09h59 : "Je vais consulter le président turc", qui a parrainé un accord à Istanbul pour débloquer l'exportation des céréales ukrainiennes et russes, a ajouté Vladimir Poutine. Cet accord, signé en juillet, a permis la reprise des exportations de céréales ukrainiennes, mais la Russie se plaint depuis plusieurs semaines d'entraves à ses propres exportations alimentaires à cause des sanctions occidentales.

09h56 : Vladimir Poutine affirme que les exportations de céréales ukrainiennes vont majoritairement vers les pays européens et "non pas aux pays en développement et aux pays les plus pauvres". Ce qui pose un risque de "catastrophe humanitaire", avance le président russe.

09h28 : La menace de nouvelles frappes sur la centrale nucléaire de Zaporijjia fait craindre des risques de "rejets radioactifs", pointe sur franceinfo Karine Herviou, membre de l'Institut de radioprotection et de sûreté nucléaire. "Il y a une certaine robustesse de la centrale mais elle n'est pas prévue pour faire face à ce type de bombardements", ajoute-t-elle.

09h13 : Vladimir Poutine a également salué le "rôle croissant" de la région Asie-Pacifique dans les affaires du monde, à l'opposé d'un Occident qu'il a dépeint comme sur le déclin.
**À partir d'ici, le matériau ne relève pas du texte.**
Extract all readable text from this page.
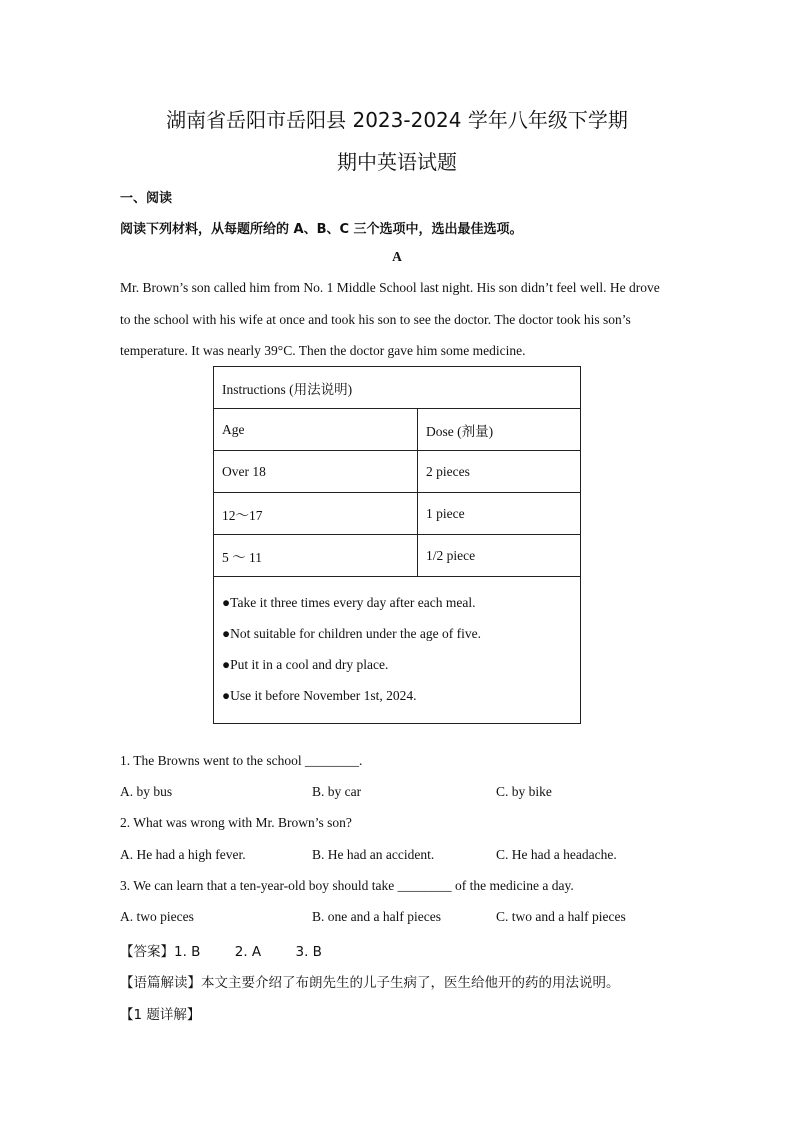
湖南省岳阳市岳阳县 2023-2024 学年八年级下学期
期中英语试题
一、阅读
阅读下列材料，从每题所给的 A、B、C 三个选项中，选出最佳选项。
A
Mr. Brown’s son called him from No. 1 Middle School last night. His son didn’t feel well. He drove
to the school with his wife at once and took his son to see the doctor. The doctor took his son’s
temperature. It was nearly 39°C. Then the doctor gave him some medicine.
Instructions (用法说明)	
Age	Dose (剂量)
Over 18	2 pieces
12～17	1 piece
5 ～ 11	1/2 piece

●Take it three times every day after each meal.
●Not suitable for children under the age of five.
●Put it in a cool and dry place.
●Use it before November 1st, 2024.	
1. The Browns went to the school ________.
A. by bus	B. by car	C. by bike
2. What was wrong with Mr. Brown’s son?
A. He had a high fever.	B. He had an accident.	C. He had a headache.
3. We can learn that a ten-year-old boy should take ________ of the medicine a day.
A. two pieces	B. one and a half pieces	C. two and a half pieces
【答案】1. B        2. A        3. B
【语篇解读】本文主要介绍了布朗先生的儿子生病了，医生给他开的药的用法说明。
【1 题详解】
09h11 : Il est "impossible" pour les pays occidentaux d'"isoler" la Russie, assure Vladimir Poutine. Lors d'un forum économique à Vladivostock, le président russe a déclaré que les sanctions contre son pays étaient une "menace pour le monde entier".

09h09 : Il est un peu plus de 9 heures, on fait le point sur les principaux titres de la matinée :

Onze départements, de l'Ain à l'Hérault, sont toujours en alerte orange aux orages. Des pluies importantes se sont abattues sur Nîmes, dans le Gard, cette nuit. Suivez notre direct.

L'exécutif présente ce matin en Conseil des ministres sa réforme de l'assurance-chômage. "Quand les choses vont très bien, il faut que les règles soient plus incitatives", estime le ministre du Travail.

• La Russie demande des "clarifications" à l'AIEA après la publication de son rapport sur la situation à la centrale nucléaire de Zaporijjia. "Le rapport contient un certain nombre de points d'interrogation", selon le chef de la diplomatie russe, Sergueï Lavrov.


• Les portes des demi-finales de l'US Open s'ouvrent pour Caroline Garcia. La Française a nettement dominé cette nuit l'Américaine Coco Gauff (6-3, 6-4). Elle tentera demain de se hisser en finale en affrontant la Tunisienne Ons Jabeur.

08h08 : La Russie demande des "clarifications" à l'AIEA après la publication de son rapport sur la situation à la centrale nucléaire de Zaporijjia. "Le rapport contient un certain nombre de points d'interrogation", a déclaré le chef de la diplomatie russe, Sergueï Lavrov.